Gaspıralı İsmail Bey’in kabrini ziyarete giderken, kabrin yakınında, başında Osmanlı fesi bulunan, gözleri sevinçten çakmak çakmak olan ve hızlı adımlarla yanımıza gelen bir genç, “Türk müsünüz, Türkiye’den mi geliyorsunuz?” diye sorup, “Evet” cevabını alınca sanki yıllardır görmediği ve beklediği bir dostunu görmüşçesine sıkı sıkı bize sarılarak, “Benim dedem yıllarca Fatih Sultan Mehmet’in askerlerini beklemiş, bekleyerek hayata gözlerini yummuş. Keza babam da bu duygularla öldü, ama ben bunu göreceğim. Türk askerini bir gün burada göreceğime inanıyorum” dedi. Hiç beklemediğimiz bu durum karşısında genci; “gönüllerin bir olduğu, Kırım Tatarları ile Türklerin öz kardeş olduğu” ve benzeri sözlerle teselli etmeye çalışarak, yanından ayrılmak zorunda kaldık. Keza Kırım’ın her köşesinde Türk olduğumuz anlaşılınca, insanların büyük bir sevgi ve muhabbetle bize yaklaştıklarına, ilgi ve alaka gösterdiklerine şahit oluyorduk.
*****
Men bu yerde yaşalmadım yaşlığıma toyalmadım,
Vatanıma hasret kaldım ey güzel Kırım,
Bahçelerin meyvaları bal ile şerbet,
Sularını içe içe toyalmadım men.
1475 yılında, Fatih Sultan Mehmet Hanın Padişahlığı döneminde Gedik Ahmet Paşa komutasındaki 300 parçalık bir Osmanlı donanmasının Kırım’ı fethetmesiyle bir Osmanlı eyaleti olan Kırım, yüzyıllar boyunca Osmanlı ordusuna 50 ila 100 bin atlı asker göndermiş, her dar gününde Osmanlı Devletinin yanında yer almıştır. Konumuz, Osmanlı & Kırım ilişkilerinden ziyade, yakın zamanda Kırım’a yapmış olduğum bir seyahat esnasında edindiğim izlenimleri de aktararak Kırım’ın bugünü ve bugünlere nasıl geldiği, özellikle 1944 sürgünü sonrası Kırım’ın sosyal ve ekonomik durumu hakkında kısa değerlendirmeler yapmak ve dilimizin döndüğünce okuyucularımıza kısa bilgiler sunmaktır.

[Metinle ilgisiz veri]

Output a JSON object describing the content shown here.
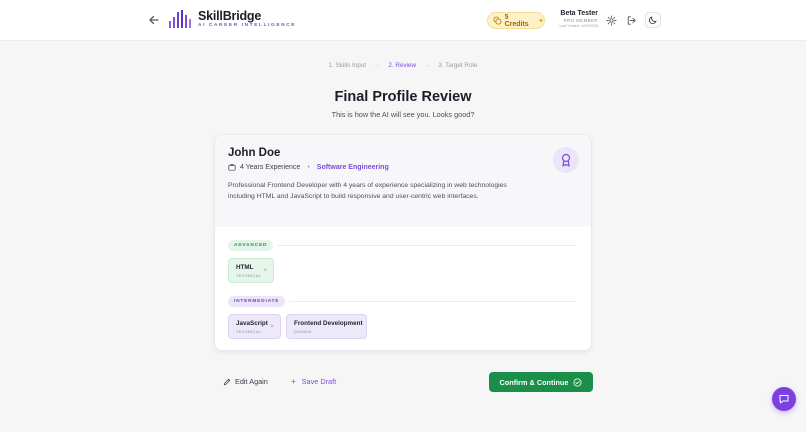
{
  "header": {
    "brand_name": "SkillBridge",
    "brand_tagline": "AI CAREER INTELLIGENCE",
    "credits_label": "5 Credits",
    "user_name": "Beta Tester",
    "user_role": "PRO MEMBER",
    "last_visited": "Last Visited: 3/30/2026",
    "accent_color": "#7c4dd8"
  },
  "steps": [
    {
      "label": "1. Skills Input",
      "state": "done"
    },
    {
      "label": "2. Review",
      "state": "active"
    },
    {
      "label": "3. Target Role",
      "state": "pending"
    }
  ],
  "page": {
    "title": "Final Profile Review",
    "subtitle": "This is how the AI will see you. Looks good?"
  },
  "profile": {
    "name": "John Doe",
    "experience": "4 Years Experience",
    "field": "Software Engineering",
    "summary": "Professional Frontend Developer with 4 years of experience specializing in web technologies including HTML and JavaScript to build responsive and user-centric web interfaces."
  },
  "skill_groups": [
    {
      "level": "ADVANCED",
      "skills": [
        {
          "name": "HTML",
          "type": "TECHNICAL"
        }
      ]
    },
    {
      "level": "INTERMEDIATE",
      "skills": [
        {
          "name": "JavaScript",
          "type": "TECHNICAL"
        },
        {
          "name": "Frontend Development",
          "type": "DOMAIN"
        }
      ]
    }
  ],
  "actions": {
    "edit_label": "Edit Again",
    "draft_label": "Save Draft",
    "confirm_label": "Confirm & Continue",
    "confirm_color": "#1a8f4a"
  },
  "icons": [
    "back-arrow-icon",
    "logo-bars-icon",
    "coin-icon",
    "sparkle-icon",
    "gear-icon",
    "logout-icon",
    "moon-icon",
    "briefcase-icon",
    "award-icon",
    "remove-icon",
    "pencil-icon",
    "plus-icon",
    "check-circle-icon",
    "chat-icon"
  ]
}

Kırım hakkında, detaylı ve derin bir bilgiye sahip olmamakla birlikte, çocukluğumda okuduğum Yavuz Bahadıroğlu’nun “Kırım Kan Ağlıyor” adlı eseri ile çocuk yaşlarımda tasalanıp, Kırımlı kardeşlerimin yerine kendimi koyup, onlarla birlikte acı çektiğimi hatırlıyorum. Sonra gençlik yıllarımda, 2. Dünya Savaşı yıllarında Türkiye’nin teşviki ve desteğiyle kurularak, Almanya adına savaşan “Mavi Alay” adlı birliğin hazin hikâyesini okuyunca ve dünya tarihinde kara bir leke olarak duran 1944 sürgününü de ayrıntılı şekilde öğrenince; mazlum, mahzun ve sahipsiz Kırım ve Kırımlılar bende derin izler bırakmıştı.

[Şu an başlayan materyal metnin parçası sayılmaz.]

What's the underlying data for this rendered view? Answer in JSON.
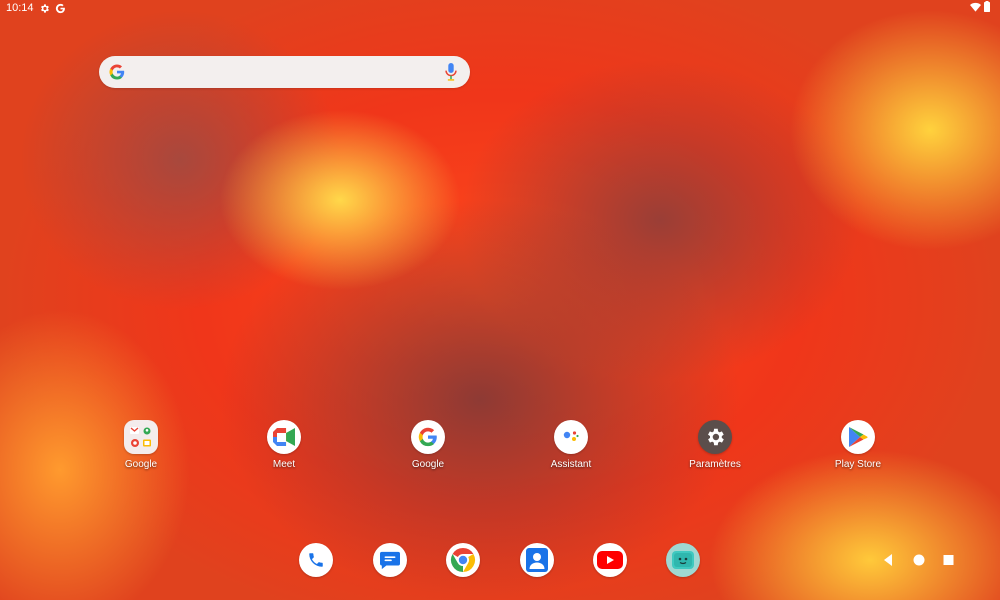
{
  "status_bar": {
    "time": "10:14",
    "left_icons": [
      "gear-icon",
      "google-g-icon"
    ],
    "right_icons": [
      "wifi-icon",
      "battery-icon"
    ]
  },
  "search": {
    "placeholder": "",
    "left_icon": "google-g-icon",
    "right_icon": "mic-icon"
  },
  "apps": [
    {
      "label": "Google",
      "icon": "google-folder-icon"
    },
    {
      "label": "Meet",
      "icon": "meet-icon"
    },
    {
      "label": "Google",
      "icon": "google-g-icon"
    },
    {
      "label": "Assistant",
      "icon": "assistant-icon"
    },
    {
      "label": "Paramètres",
      "icon": "settings-icon"
    },
    {
      "label": "Play Store",
      "icon": "play-store-icon"
    }
  ],
  "dock": [
    {
      "icon": "phone-icon"
    },
    {
      "icon": "messages-icon"
    },
    {
      "icon": "chrome-icon"
    },
    {
      "icon": "contacts-icon"
    },
    {
      "icon": "youtube-icon"
    },
    {
      "icon": "app-icon"
    }
  ],
  "nav": [
    "back-icon",
    "home-icon",
    "recents-icon"
  ],
  "colors": {
    "google_blue": "#4285F4",
    "google_red": "#EA4335",
    "google_yellow": "#FBBC05",
    "google_green": "#34A853"
  }
}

Zira bir gece ansızın şiddetle kapılarının vurulmasıyla uykularından uyandırılan Kırımlı Müslüman Türkler, ne olduklarını bile anlamadan apar topar tren vagonlarına doldurulmuş, uçsuz bucaksız yollardan sonra birçoğu Asya’nın içlerine sürgün edilmek zorunda kalmışlardı. Bu sürgün hadisesi, dünyada eşi benzeri olmayan ve yürek burkan bir hadise olarak hafızalardaki yerini almıştır.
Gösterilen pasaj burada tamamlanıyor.